Since childhood, I have had bad eyesight. When I was around ten I could have completely lost it. Since then, I still have a phobia of losing it and it's not going away. I think because of that I started to think about what it means to be able to see and why we see what we see. Nowadays, abrupt ironic pictures on the Internet and glossy filtered faces on social media are those images by which our descendants are going to judge us.
I believe that the key to understanding of our fractured and disturbing reality could be found in our vision and how things around us look like. Therefore, I deconstruct and analyse not only anything visual but also the tools behind it and people like me who use them.
I have a big experience working in the visual design industries, including computer-generated imagery and visual effects (CG/VFX).
I believe storytellers and mythmakers of the past who used to sit by the fire in the night and tell stories to their offsprings have recently turned into faceless, inanimate corporate entities whether it is a major cinema studio with its spectacular pictures or an internet company with myriads of masks and lenses that affect our perception of reality and our physical environment.
The accelerating visual blizzard subsumes our day to day perceptions. Hailstones of images come to us from our smartphones and notebooks. They do not just move about randomly, but are rather driven by the logic of perpetually reproduced digital network that consists of all our gadgets and includes all our comments and likes as well as billions of optic fibres laying on the bottom of the world ocean. It is a magic unattainable land ruled by dispassionate Snow Queen of digital production and pieces of data are her wilful creatures.
It sounds like a weird and eerie fairy tale, isn't it?
I am interested exactly in these obscure, subversive and sketchy phenomena. What used to be a grand story of cinema, TV and newspapers have become a series of abrupt, remixed and bizarre images fractured into short stories in our phones or forty-minutes-per-episode endless Netflix shows. While some critics, thinkers or philosophers try to deconstruct the internal meaning of all these things, I try to go behind their technical curtains and bring some sense from back there.

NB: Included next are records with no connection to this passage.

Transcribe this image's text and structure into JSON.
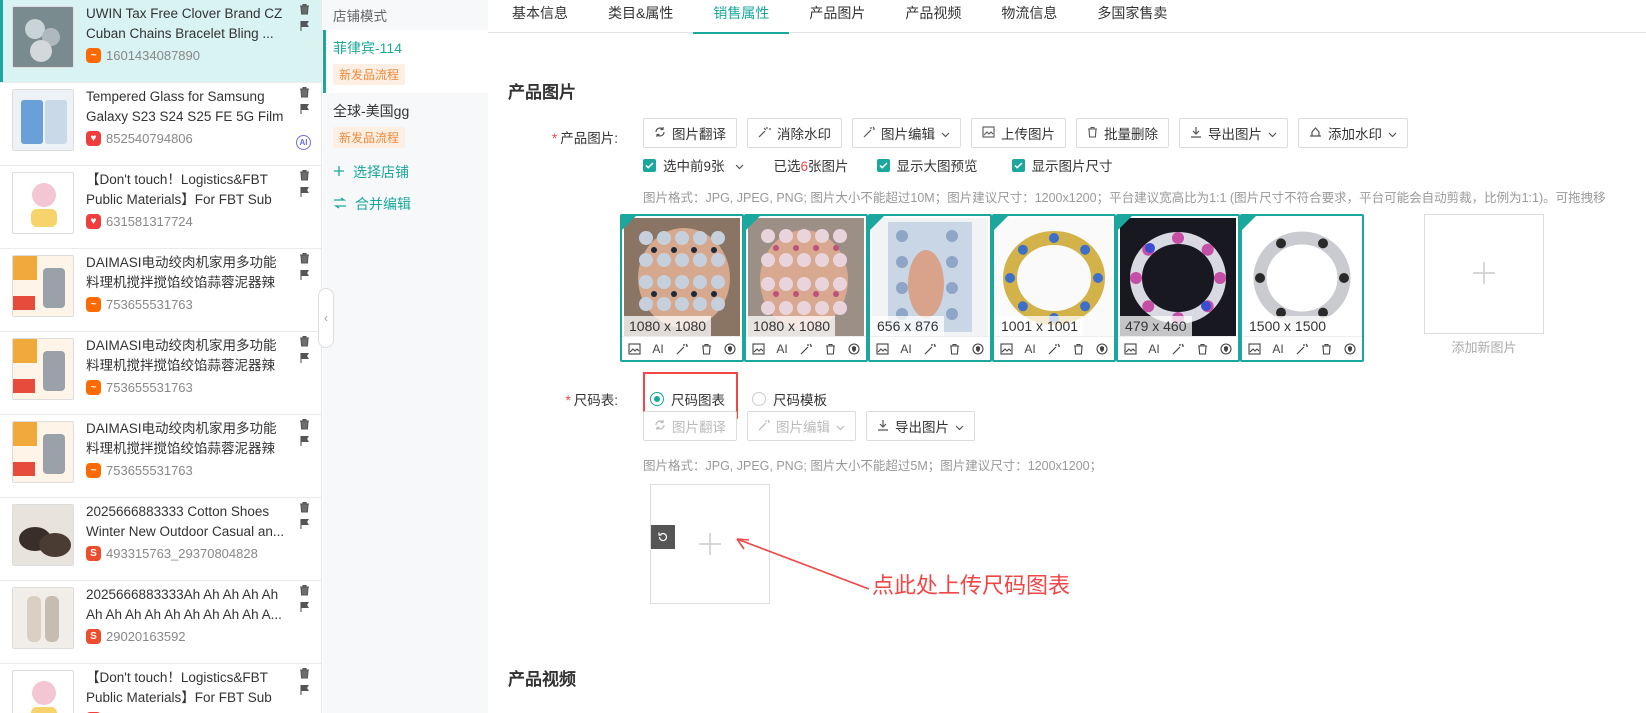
{
  "products": [
    {
      "title": "UWIN Tax Free Clover Brand CZ Cuban Chains Bracelet Bling ...",
      "id": "1601434087890",
      "platform": "ali",
      "active": true,
      "ai": false
    },
    {
      "title": "Tempered Glass for Samsung Galaxy S23 S24 S25 FE 5G Film",
      "id": "852540794806",
      "platform": "tem",
      "active": false,
      "ai": true
    },
    {
      "title": "【Don't touch！Logistics&FBT Public Materials】For FBT Sub ...",
      "id": "631581317724",
      "platform": "tem",
      "active": false,
      "ai": false
    },
    {
      "title": "DAIMASI电动绞肉机家用多功能料理机搅拌搅馅绞馅蒜蓉泥器辣椒",
      "id": "753655531763",
      "platform": "ali",
      "active": false,
      "ai": false
    },
    {
      "title": "DAIMASI电动绞肉机家用多功能料理机搅拌搅馅绞馅蒜蓉泥器辣椒",
      "id": "753655531763",
      "platform": "ali",
      "active": false,
      "ai": false
    },
    {
      "title": "DAIMASI电动绞肉机家用多功能料理机搅拌搅馅绞馅蒜蓉泥器辣椒",
      "id": "753655531763",
      "platform": "ali",
      "active": false,
      "ai": false
    },
    {
      "title": "2025666883333 Cotton Shoes Winter New Outdoor Casual an...",
      "id": "493315763_29370804828",
      "platform": "shp",
      "active": false,
      "ai": false
    },
    {
      "title": "2025666883333Ah Ah Ah Ah Ah Ah Ah Ah Ah Ah Ah Ah Ah Ah A...",
      "id": "29020163592",
      "platform": "shp",
      "active": false,
      "ai": false
    },
    {
      "title": "【Don't touch！Logistics&FBT Public Materials】For FBT Sub ...",
      "id": "",
      "platform": "tem",
      "active": false,
      "ai": false
    }
  ],
  "stores": {
    "mode_label": "店铺模式",
    "items": [
      {
        "name": "菲律宾-114",
        "tag": "新发品流程",
        "active": true
      },
      {
        "name": "全球-美国gg",
        "tag": "新发品流程",
        "active": false
      }
    ],
    "select_store": "选择店铺",
    "merge_edit": "合并编辑"
  },
  "tabs": [
    "基本信息",
    "类目&属性",
    "销售属性",
    "产品图片",
    "产品视频",
    "物流信息",
    "多国家售卖"
  ],
  "active_tab": 2,
  "product_images": {
    "section_title": "产品图片",
    "field_label": "产品图片:",
    "buttons": [
      "图片翻译",
      "消除水印",
      "图片编辑",
      "上传图片",
      "批量删除",
      "导出图片",
      "添加水印"
    ],
    "select_first": "选中前9张",
    "selected_prefix": "已选",
    "selected_count": "6",
    "selected_suffix": "张图片",
    "show_large_preview": "显示大图预览",
    "show_image_size": "显示图片尺寸",
    "hint": "图片格式：JPG, JPEG, PNG; 图片大小不能超过10M；图片建议尺寸：1200x1200；平台建议宽高比为1:1 (图片尺寸不符合要求，平台可能会自动剪裁，比例为1:1)。可拖拽移",
    "images": [
      {
        "dims": "1080 x 1080",
        "style": "hand-blue"
      },
      {
        "dims": "1080 x 1080",
        "style": "hand-pink"
      },
      {
        "dims": "656 x 876",
        "style": "bag"
      },
      {
        "dims": "1001 x 1001",
        "style": "gold"
      },
      {
        "dims": "479 x 460",
        "style": "dark"
      },
      {
        "dims": "1500 x 1500",
        "style": "silver"
      }
    ],
    "tool_ai": "AI",
    "add_new": "添加新图片"
  },
  "size_chart": {
    "field_label": "尺码表:",
    "option_chart": "尺码图表",
    "option_template": "尺码模板",
    "buttons": [
      "图片翻译",
      "图片编辑",
      "导出图片"
    ],
    "hint": "图片格式：JPG, JPEG, PNG; 图片大小不能超过5M；图片建议尺寸：1200x1200；",
    "callout": "点此处上传尺码图表"
  },
  "video_section": {
    "title": "产品视频"
  },
  "colors": {
    "accent": "#1ba79d",
    "annotation": "#f04646"
  }
}
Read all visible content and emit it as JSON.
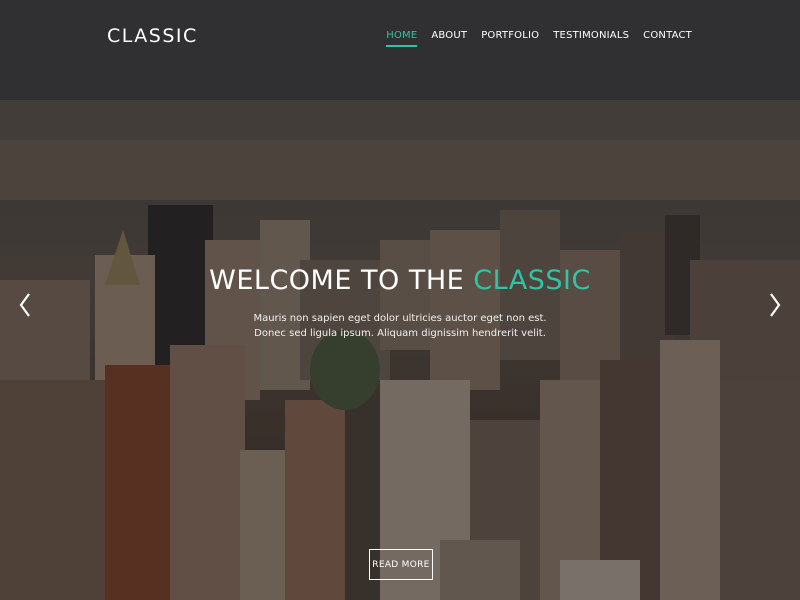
{
  "header": {
    "logo": "CLASSIC",
    "nav": [
      {
        "label": "HOME",
        "active": true
      },
      {
        "label": "ABOUT",
        "active": false
      },
      {
        "label": "PORTFOLIO",
        "active": false
      },
      {
        "label": "TESTIMONIALS",
        "active": false
      },
      {
        "label": "CONTACT",
        "active": false
      }
    ]
  },
  "hero": {
    "title_main": "WELCOME TO THE ",
    "title_accent": "CLASSIC",
    "text_line1": "Mauris non sapien eget dolor ultricies auctor eget non est.",
    "text_line2": "Donec sed ligula ipsum. Aliquam dignissim hendrerit velit.",
    "button_label": "READ MORE",
    "prev_icon": "chevron-left-icon",
    "next_icon": "chevron-right-icon"
  },
  "colors": {
    "accent": "#2ec4a6",
    "text": "#ffffff"
  }
}
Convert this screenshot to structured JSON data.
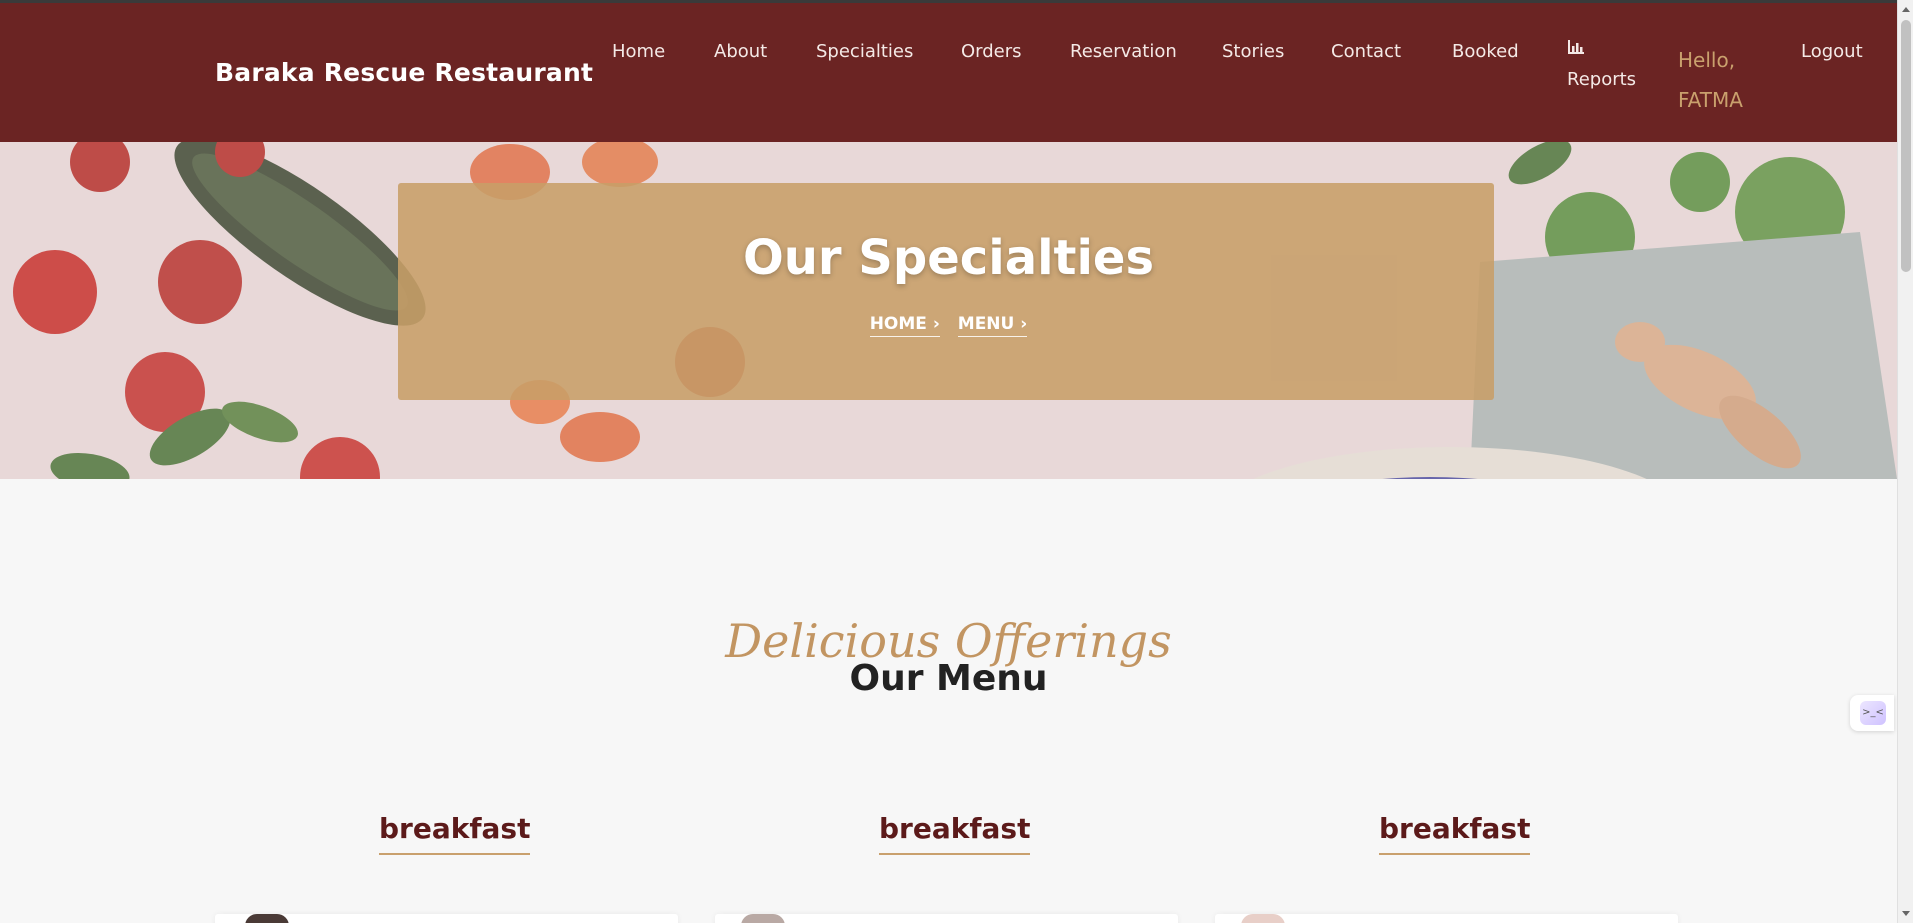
{
  "header": {
    "brand": "Baraka Rescue Restaurant",
    "nav": [
      "Home",
      "About",
      "Specialties",
      "Orders",
      "Reservation",
      "Stories",
      "Contact",
      "Booked"
    ],
    "reports_label": "Reports",
    "reports_icon": "bar-chart-icon",
    "hello_line1": "Hello,",
    "hello_line2": "FATMA",
    "logout_label": "Logout"
  },
  "hero": {
    "title": "Our Specialties",
    "breadcrumbs": [
      "HOME",
      "MENU"
    ]
  },
  "menu_section": {
    "script_title": "Delicious Offerings",
    "title": "Our Menu",
    "categories": [
      "breakfast",
      "breakfast",
      "breakfast"
    ]
  },
  "colors": {
    "header_bg": "#6b2423",
    "accent_gold": "#c9a06d",
    "category_text": "#5c1a1a"
  }
}
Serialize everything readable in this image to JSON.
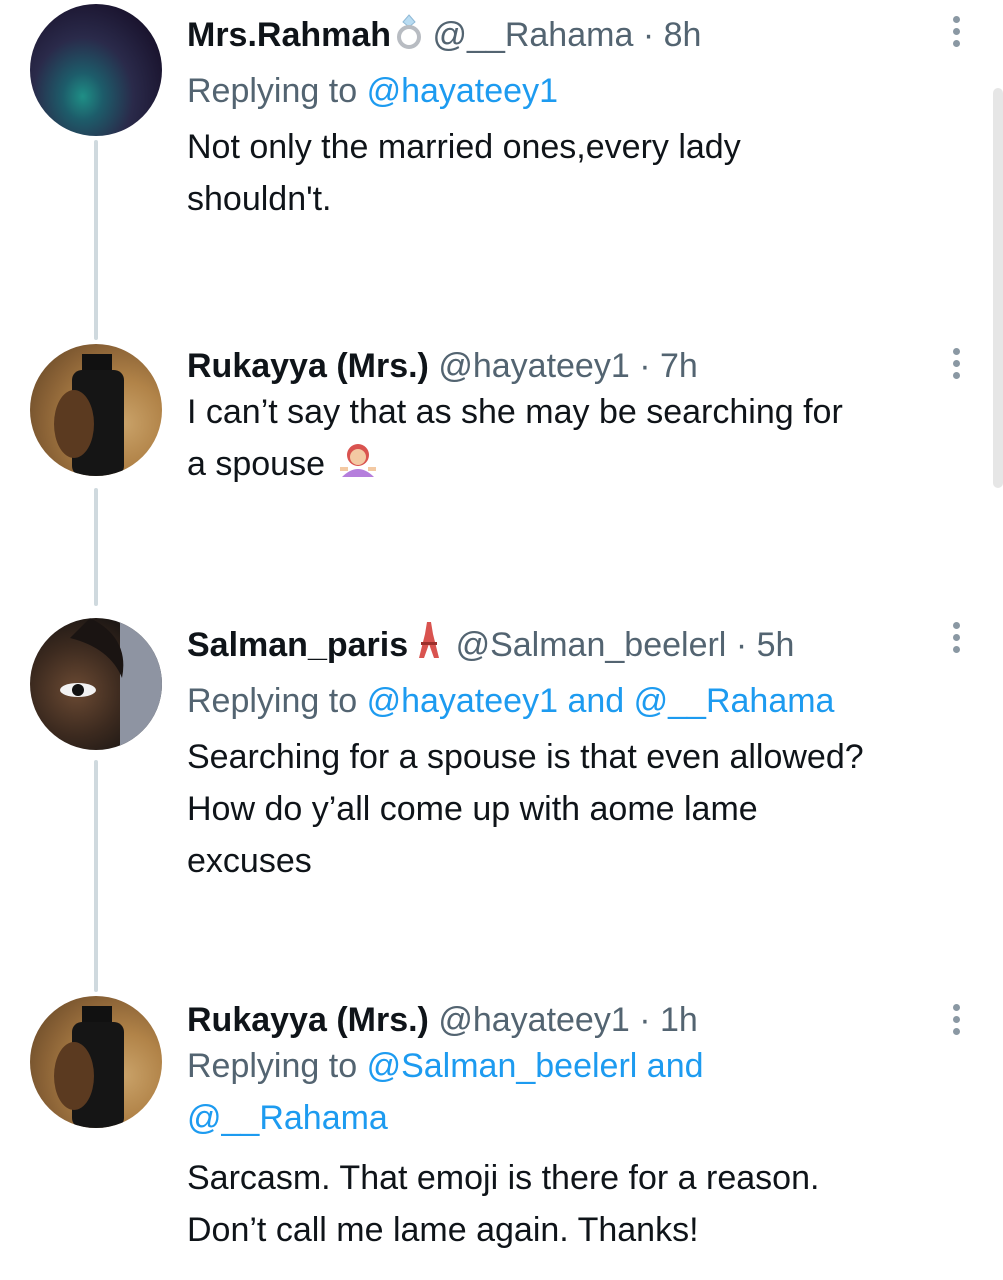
{
  "tweets": [
    {
      "name": "Mrs.Rahmah",
      "name_icon": "ring-emoji",
      "handle": "@__Rahama",
      "time": "8h",
      "reply_prefix": "Replying to",
      "reply_links": [
        "@hayateey1"
      ],
      "reply_sep": "",
      "lines": [
        "Not only the married ones,every lady",
        "shouldn't."
      ]
    },
    {
      "name": "Rukayya (Mrs.)",
      "handle": "@hayateey1",
      "time": "7h",
      "lines": [
        "I can’t say that as she may be searching for",
        "a spouse"
      ],
      "trailing_icon": "person-shrugging-emoji"
    },
    {
      "name": "Salman_paris",
      "name_icon": "eiffel-tower-emoji",
      "handle": "@Salman_beelerl",
      "time": "5h",
      "reply_prefix": "Replying to",
      "reply_links": [
        "@hayateey1",
        "@__Rahama"
      ],
      "reply_sep": "and",
      "lines": [
        "Searching for a spouse is that even allowed?",
        "How do y’all come up with aome lame",
        "excuses"
      ]
    },
    {
      "name": "Rukayya (Mrs.)",
      "handle": "@hayateey1",
      "time": "1h",
      "reply_prefix": "Replying to",
      "reply_links": [
        "@Salman_beelerl",
        "@__Rahama"
      ],
      "reply_sep": "and",
      "lines": [
        "Sarcasm. That emoji is there for a reason.",
        "Don’t call me lame again. Thanks!"
      ]
    }
  ],
  "dot_separator": "·",
  "colors": {
    "link": "#1d9bf0",
    "muted": "#536471",
    "text": "#0f1419",
    "thread_line": "#cfd9de"
  }
}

I believe that most interesting processes are going on there. Like, why does the entire visual culture of the mass media revolve around superheroes movies, where at the end there is always a big explosion or a mass battle? Was there any other way to tell the story without putting hundreds of people on one year crunch to make the audience believe that something drawn on computers is real? Or how do technical restrictions of face filter making and its approving apply to some 14 y.o. kid?
Or maybe why does 50%-80% of digital art look very familiar to each other?
Is it because of the lack of ideas or maybe they all use the same techniques? To put it even shortly, the whole point of visual / CG making is to deceive someone. The more deceptive image is, the better it is in name of 'realism'. I try to investigate the tools and techniques behind that deceit.